Doch lassen wir uns lieber schnell wieder in die journalistische Trance fallen, in die uns Gathmann ja schließlich mit allen ihm zur Verfügung stehenden journalistischen Mitteln zu betten versucht.

“Staatstragende Sätze” von Steinbrück, Gabriel zitiert seriös die FAZ und kommt zu “messerscharfen Erkenntnissen”, und immer wieder Steinbrück: “Ihm fliegen die Herzen der Deutschen ohnehin schon seit Wochen zu…”
“Manche” sehen ihn schon als Kanzlerkandidaten. Ja, und ich sehe Gathmann schon als Regierungssprecher unter Steinbrück. Aber was heißt ich sehe ihn: er ist es bereits!
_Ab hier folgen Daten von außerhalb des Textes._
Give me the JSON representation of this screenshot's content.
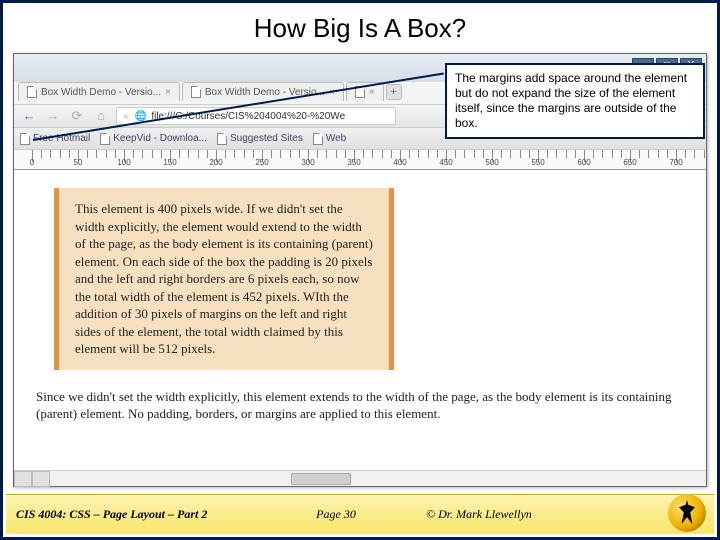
{
  "title": "How Big Is A Box?",
  "callout": "The margins add space around the element but do not expand the size of the element itself, since the margins are outside of the box.",
  "win": {
    "min": "—",
    "max": "□",
    "close": "X"
  },
  "tabs": [
    {
      "label": "Box Width Demo - Versio..."
    },
    {
      "label": "Box Width Demo - Versio..."
    },
    {
      "label": ""
    }
  ],
  "nav": {
    "back": "←",
    "fwd": "→",
    "reload": "⟳",
    "home": "⌂"
  },
  "address": {
    "scheme": "file:///C:/Courses/CIS%204004%20-%20We",
    "icon": "🌐"
  },
  "bookmarks": [
    "Free Hotmail",
    "KeepVid - Downloa...",
    "Suggested Sites",
    "Web"
  ],
  "ruler": [
    0,
    50,
    100,
    150,
    200,
    250,
    300,
    350,
    400,
    450,
    500,
    550,
    600,
    650,
    700
  ],
  "box1": "This element is 400 pixels wide. If we didn't set the width explicitly, the element would extend to the width of the page, as the body element is its containing (parent) element. On each side of the box the padding is 20 pixels and the left and right borders are 6 pixels each, so now the total width of the element is 452 pixels. WIth the addition of 30 pixels of margins on the left and right sides of the element, the total width claimed by this element will be 512 pixels.",
  "box2": "Since we didn't set the width explicitly, this element extends to the width of the page, as the body element is its containing (parent) element. No padding, borders, or margins are applied to this element.",
  "footer": {
    "course": "CIS 4004: CSS – Page Layout – Part 2",
    "page": "Page 30",
    "author": "© Dr. Mark Llewellyn"
  }
}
“Die SPD, lautet das Signal an diesem Tag, ist noch da. Die Umfragewerte mögen weiterhin mau sein, der Kurs der Partei unklar, die Grünen nervige Konkurrenten – aber immerhin sind die Sozialdemokraten wieder im Gespräch.”
Immerhin! Das ist die Politik, die aus schweren Krisen herausführt! Denn, so Gathmann: “Genau das ist aus Sicht der Sozialdemokraten Merkels Manko in der aktuellen Krise: dass die Kanzlerin zu wenig Führung bei der Euro-Rettung zeigt.” Und wenn eines klar ist, dann natürlich, dass Steinbrück alles “klar” ist. Und “Gabriel ist stolz auf die Krisen-Könner”.
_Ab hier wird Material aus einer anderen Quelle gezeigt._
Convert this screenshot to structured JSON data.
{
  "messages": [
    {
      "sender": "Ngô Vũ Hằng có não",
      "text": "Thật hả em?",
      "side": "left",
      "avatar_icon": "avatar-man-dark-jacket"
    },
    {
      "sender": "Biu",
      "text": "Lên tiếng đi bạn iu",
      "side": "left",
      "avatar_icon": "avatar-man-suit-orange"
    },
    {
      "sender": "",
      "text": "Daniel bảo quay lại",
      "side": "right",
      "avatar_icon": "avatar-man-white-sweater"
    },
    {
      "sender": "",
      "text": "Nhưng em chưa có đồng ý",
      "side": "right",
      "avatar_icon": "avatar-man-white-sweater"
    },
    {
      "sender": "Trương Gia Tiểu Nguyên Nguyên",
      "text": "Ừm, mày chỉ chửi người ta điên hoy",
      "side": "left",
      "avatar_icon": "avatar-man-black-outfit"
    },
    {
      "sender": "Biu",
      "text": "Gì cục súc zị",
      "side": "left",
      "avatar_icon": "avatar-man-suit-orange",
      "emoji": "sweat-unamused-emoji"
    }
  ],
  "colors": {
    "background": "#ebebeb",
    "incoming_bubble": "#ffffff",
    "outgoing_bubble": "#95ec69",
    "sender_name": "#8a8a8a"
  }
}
Das einzige, was der SPD auf dem Weg zur Kanzlerschaft noch im Wege steht, ist, wenn es nach Gathmann und “Manchen” geht, der “linke Flügel” in der SPD: “Über zwei Jahre sind es noch bis zur Bundestagswahl 2013. Und dennoch glauben manche Beobachter, Steinbrücks Kanzlerkandidatur sei längst ausgemachte Sache. Weil Gabriel eingesehen hat, dass die Wahl für ihn zu früh kommt und Steinmeier nach der Niederlage 2009 nicht ein weiteres Mal antreten will.Um die Partei an diesen Gedanken zu gewöhnen, muss der sperrige und beim linken Flügel ungeliebte Steinbrück eingebunden werden. Der Troika-Aufritt könnte ein weiterer Schritt dahin sein.”Jetzt bitte wieder langsam aufwachen und die Augen öffnen. Und, sehen Sie das, was ich sehe? Ich sehe  einen lahmen, mundtoten “linken Flügel” in der SPD. Ach nein, ich bin ja immer noch nicht ganz wach. Auch das bilde ich mir doch nur ein, oder? Ich sehe und höre gar nichts. Der linke Parteiflügel muss wohl selbst erst einmal wieder richtig pflügge werden! Breite sie aus, Deine Flügel! Schön beschwingt bitte. Bitte!Und jetzt noch eine Hausaufgabe zum wieder aufgelegten Begriff der “Troika”: Versuchen Sie sich einmal daran zu erinnern, wie die letzte herbeigeschriebene SPD-Troika geendet ist (Lösung hier).